If you’re more interested in just blocking proxies, you can make changes to your server to block most proxies. This works best against open proxies though there are other edits to block “tough” proxies. Still, these methods are going to miss VPNs, especially those that are trying to be hidden.

There are also WordPress plugins that can help automatically implement some of these strategies.

All in all though, any strategy to block VPN is either going to be time consuming, relatively expensive or only partially effective.

It’s yet another reason why such a strategy isn’t likely a good move at this time.

Bottom Line

In the end, if you’re a webmaster, unless you have some specific problem with VPNs or proxies, there’s no reason to block them at this time. There are other means of mitigation against bad actors that don’t involve blocking many legitimate users and are much easier/cost effective to implement.

That being said, it is an issue and a debate that webmasters should watch. As VPNs and proxies continue to grow in their use, the question is whether the uptake will be mostly by legitimate users or those seeking to harm sites. So far, it seems to be the former, but with more and more VPNs advertising themselves directly to pirate-friendly and hacking crowds, that could change.

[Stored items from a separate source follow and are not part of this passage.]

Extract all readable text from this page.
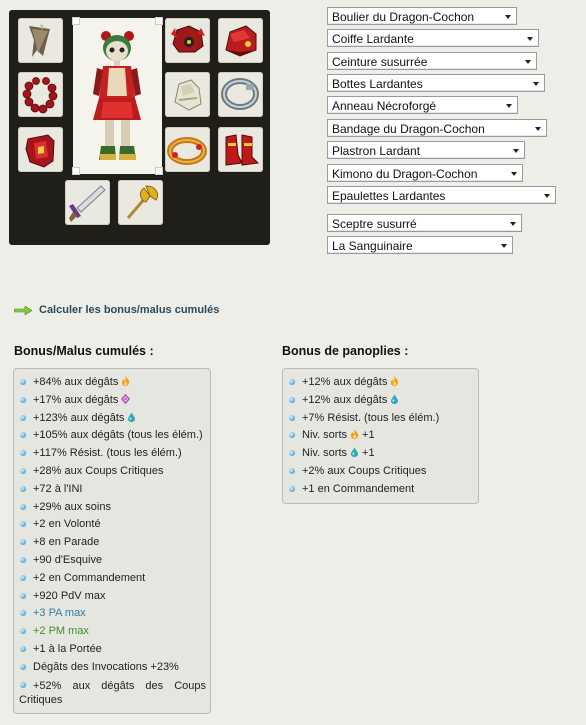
Boulier du Dragon-Cochon
Coiffe Lardante
Ceinture susurrée
Bottes Lardantes
Anneau Nécroforgé
Bandage du Dragon-Cochon
Plastron Lardant
Kimono du Dragon-Cochon
Epaulettes Lardantes
Sceptre susurré
La Sanguinaire
Calculer les bonus/malus cumulés
Bonus/Malus cumulés :
+84% aux dégâts
+17% aux dégâts
+123% aux dégâts
+105% aux dégâts (tous les élém.)
+117% Résist. (tous les élém.)
+28% aux Coups Critiques
+72 à l'INI
+29% aux soins
+2 en Volonté
+8 en Parade
+90 d'Esquive
+2 en Commandement
+920 PdV max
+3 PA max
+2 PM max
+1 à la Portée
Dégâts des Invocations +23%
+52% aux dégâts des Coups Critiques
Bonus de panoplies :
+12% aux dégâts
+12% aux dégâts
+7% Résist. (tous les élém.)
Niv. sorts +1
Niv. sorts +1
+2% aux Coups Critiques
+1 en Commandement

Also, as time moves forward, services and tools to block VPN will get cheaper. They might not get more effective because there will always be new IP addresses brought online, but they will become cheaper and easier to use.

It’s possible, though not necessarily likely, that there will come a tipping point where VPNs are abused enough and VPN blocking is easy enough that it’s worthwhile to do. That time isn’t now, for most sites, but it’s still a possibility in the future.